用于成像和非成像生物医学数据综合分类的多模态数据融合方案

MULTI-MODAL DATA FUSION SCHEMES FOR INTEGRATED CLASSIFICATION OF IMAGING AND NON-IMAGING BIOMEDICAL DATA.

作者信息

Tiwari Pallavi, Viswanath Satish, Lee George, Madabhushi Anant

机构信息

Department of Biomedical Engineering, Rutgers University, NJ, USA.

出版信息

Proc IEEE Int Symp Biomed Imaging. 2011 Mar-Apr;2011:165-168. doi: 10.1109/ISBI.2011.5872379.
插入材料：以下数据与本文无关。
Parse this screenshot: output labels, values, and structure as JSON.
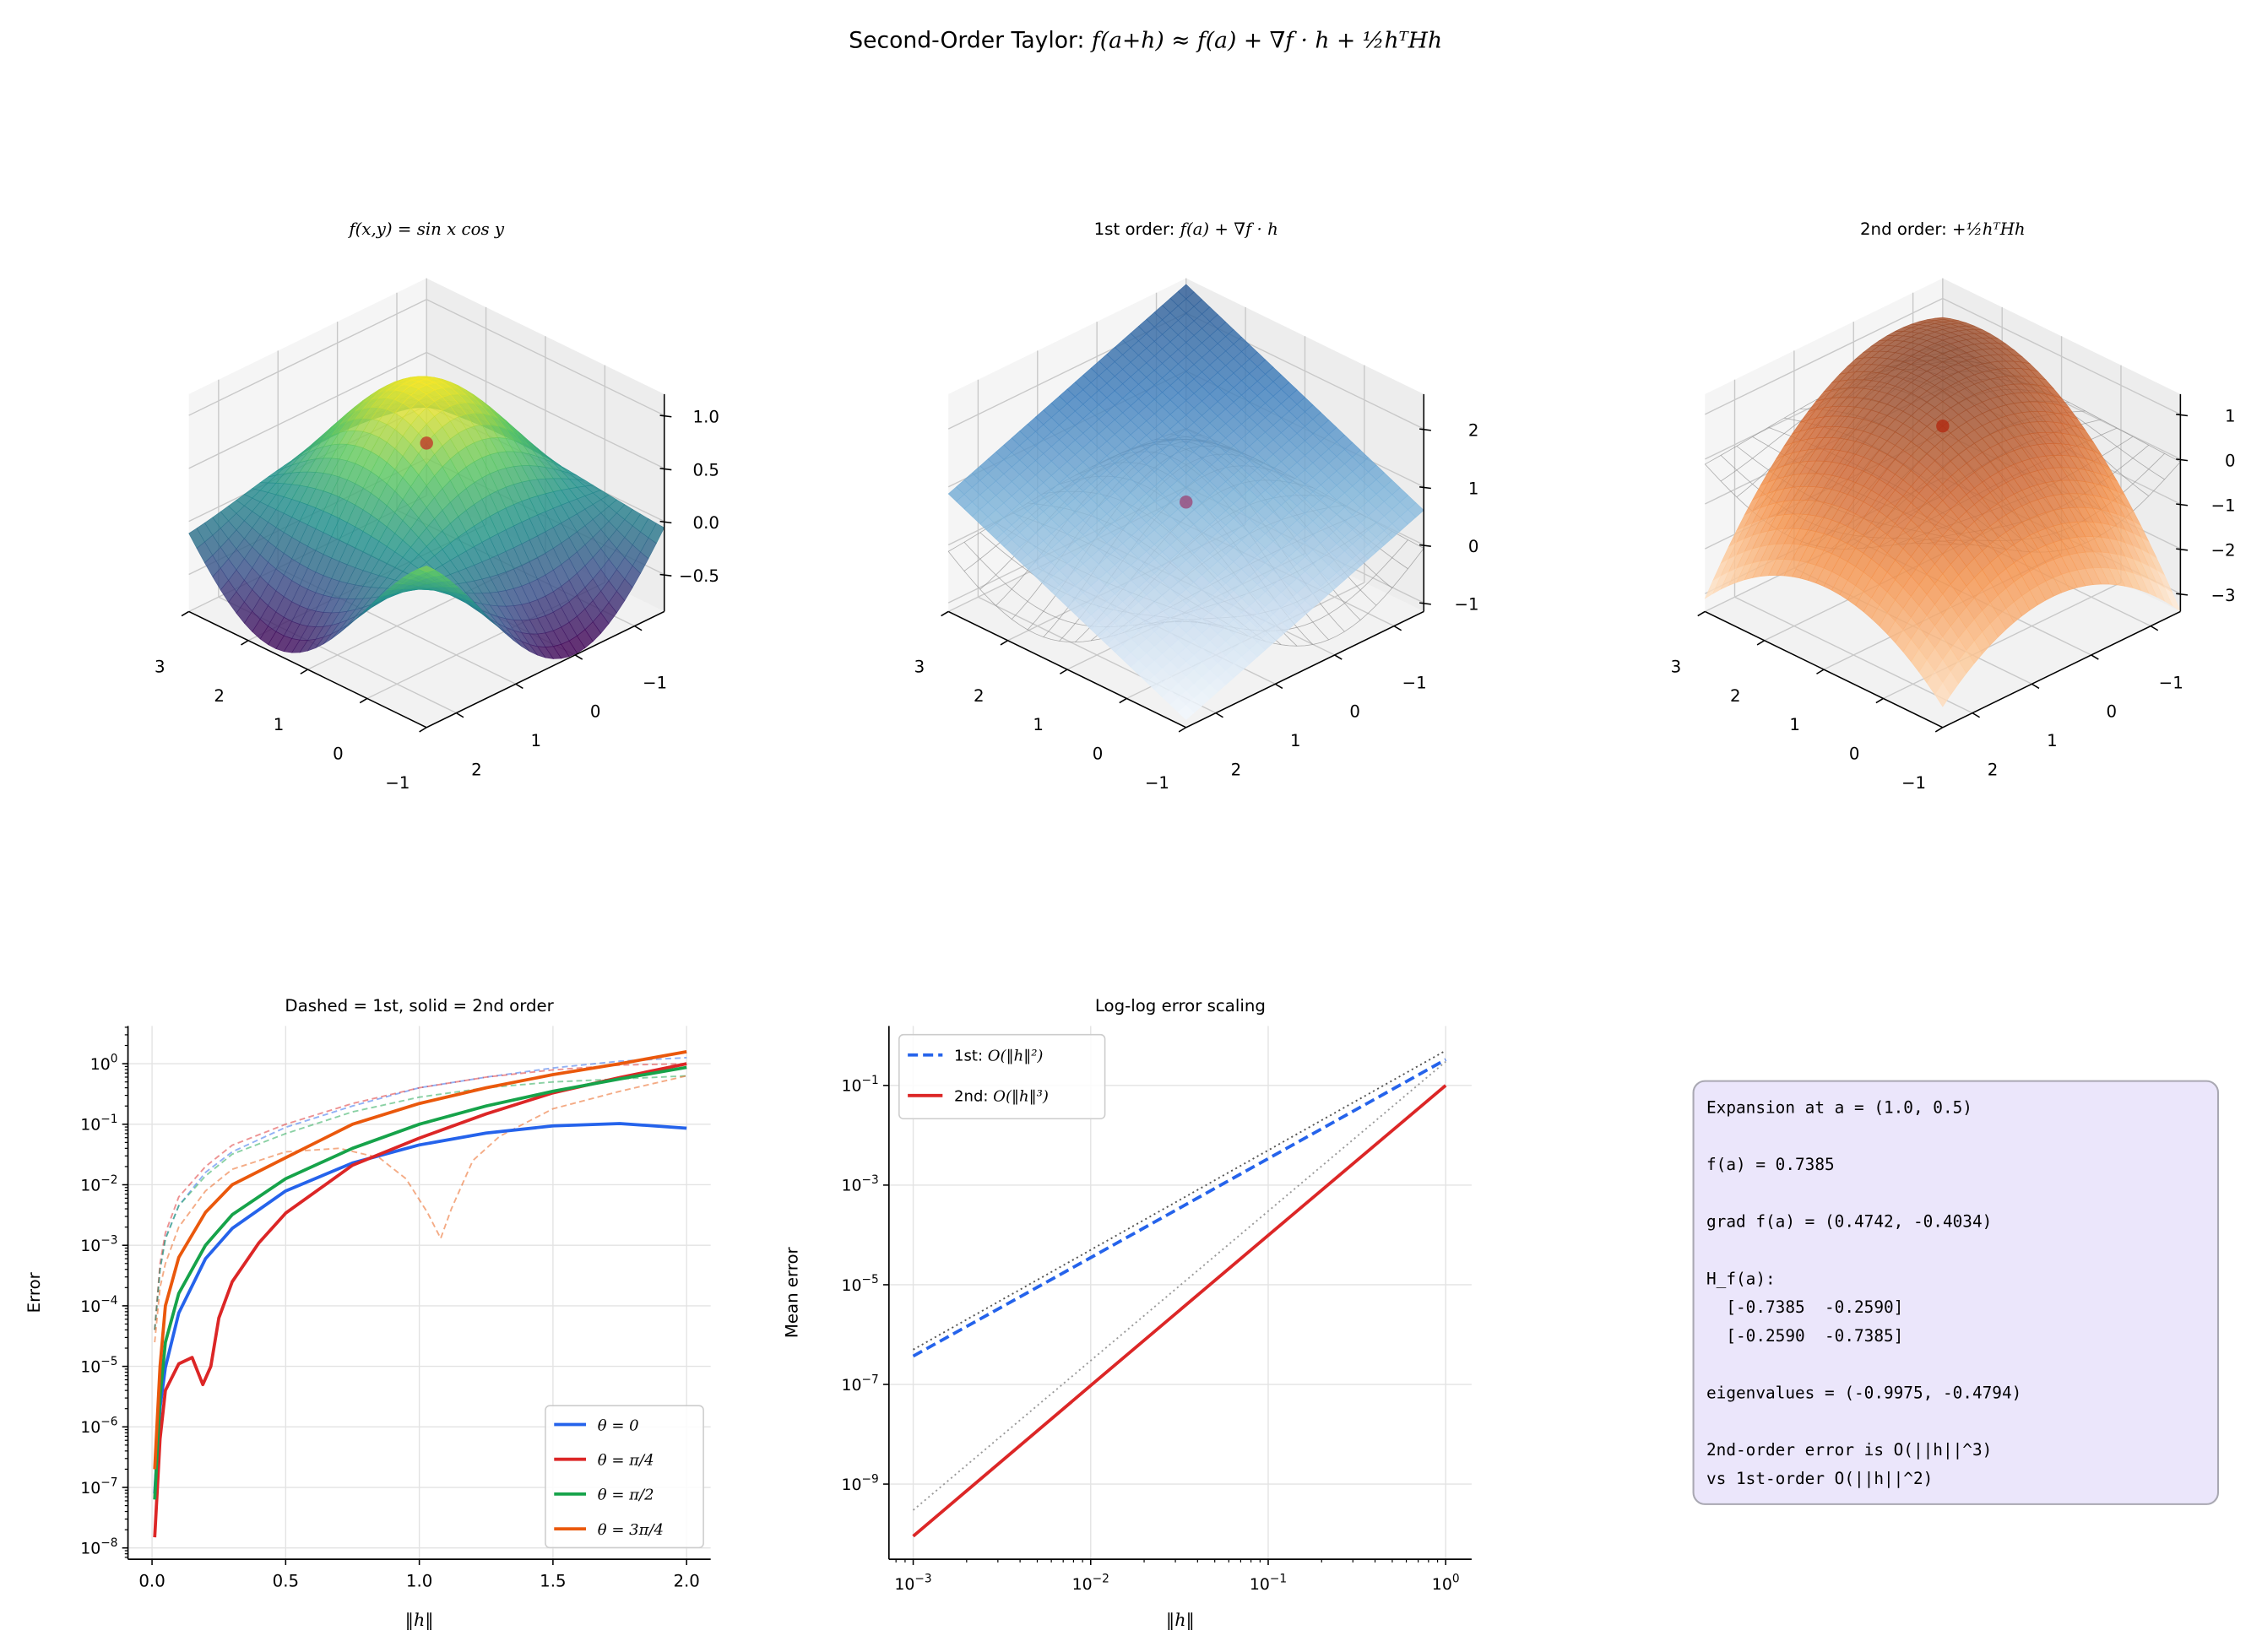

DOI:10.1109/ISBI.2011.5872379

PMID:25705325

原文链接:https://pmc.ncbi.nlm.nih.gov/articles/PMC4335721/

Abstract

With a wide array of multi-modal, multi-protocol, and multi-scale biomedical data available for disease diagnosis and prognosis, there is a need for quantitative tools to combine such varied channels of information, especially imaging and non-imaging data (e.g. spectroscopy, proteomics). The major problem in such quantitative data integration lies in reconciling the large spread in the range of dimensionalities and scales across the different modalities. The primary goal of quantitative data integration is to build combined meta-classifiers; however these efforts are thwarted by challenges in (1) homogeneous representation of the data channels, (2) fusing the attributes to construct an integrated feature vector, and (3) the choice of learning strategy for training the integrated classifier. In this paper, we seek to (a) define the characteristics that guide the 4 independent methods for quantitative data fusion that use the idea of a meta-space for building integrated multi-modal, multi-scale meta-classifiers, and (b) attempt to understand the key components which allowed each method to succeed. These methods include (1) Generalized Embedding Concatenation (GEC), (2) Consensus Embedding (CE), (3) Semi-Supervised Multi-Kernel Graph Embedding (SeSMiK), and (4) Boosted Embedding Combination (BEC). In order to evaluate the optimal scheme for fusing imaging and non-imaging data, we compared these 4 schemes for the problems of combining (a) multi-parametric MRI with spectroscopy for prostate cancer (CaP) diagnosis , and (b) histological image with proteomic signatures (obtained via mass spectrometry) for predicting prognosis in CaP patients. The kernel combination approach (SeSMiK) marginally outperformed the embedding combination schemes. Additionally, intelligent weighting of the data channels (based on their relative importance) appeared to outperform unweighted strategies. All 4 strategies easily outperformed a naïve decision fusion approach, suggesting that data integration methods will play an important role in the rapidly emerging field of integrated diagnostics and personalized healthcare.

摘要

随着可用于疾病诊断和预后的多模态、多协议和多尺度生物医学数据种类繁多，需要定量工具来整合这些多样的信息渠道，尤其是成像和非成像数据（如光谱学、蛋白质组学）。这种定量数据整合的主要问题在于协调不同模态之间维度和尺度范围的巨大差异。定量数据整合的主要目标是构建组合元分类器；然而，这些努力受到以下挑战的阻碍：（1）数据通道的均匀表示，（2）融合属性以构建综合特征向量，以及（3）选择用于训练综合分类器的学习策略。在本文中，我们试图（a）定义指导使用元空间概念构建综合多模态、多尺度元分类器的4种独立定量数据融合方法的特征，以及（b）尝试理解使每种方法成功的关键组件。这些方法包括（1）广义嵌入连接（GEC）、（2）共识嵌入（CE）、（3）半监督多核图嵌入（SeSMiK）和（4）增强嵌入组合（BEC）。为了评估融合成像和非成像数据的最佳方案，我们针对以下问题比较了这4种方案：（a）将多参数MRI与光谱学结合用于前列腺癌（CaP）诊断，以及（b）将组织学图像与蛋白质组学特征（通过质谱获得）结合用于预测CaP患者的预后。核组合方法（SeSMiK）略优于嵌入组合方案。此外，基于数据通道相对重要性的智能加权似乎优于未加权策略。所有4种策略都轻松优于简单的决策融合方法，这表明数据整合方法将在快速兴起的综合诊断和个性化医疗领域发挥重要作用。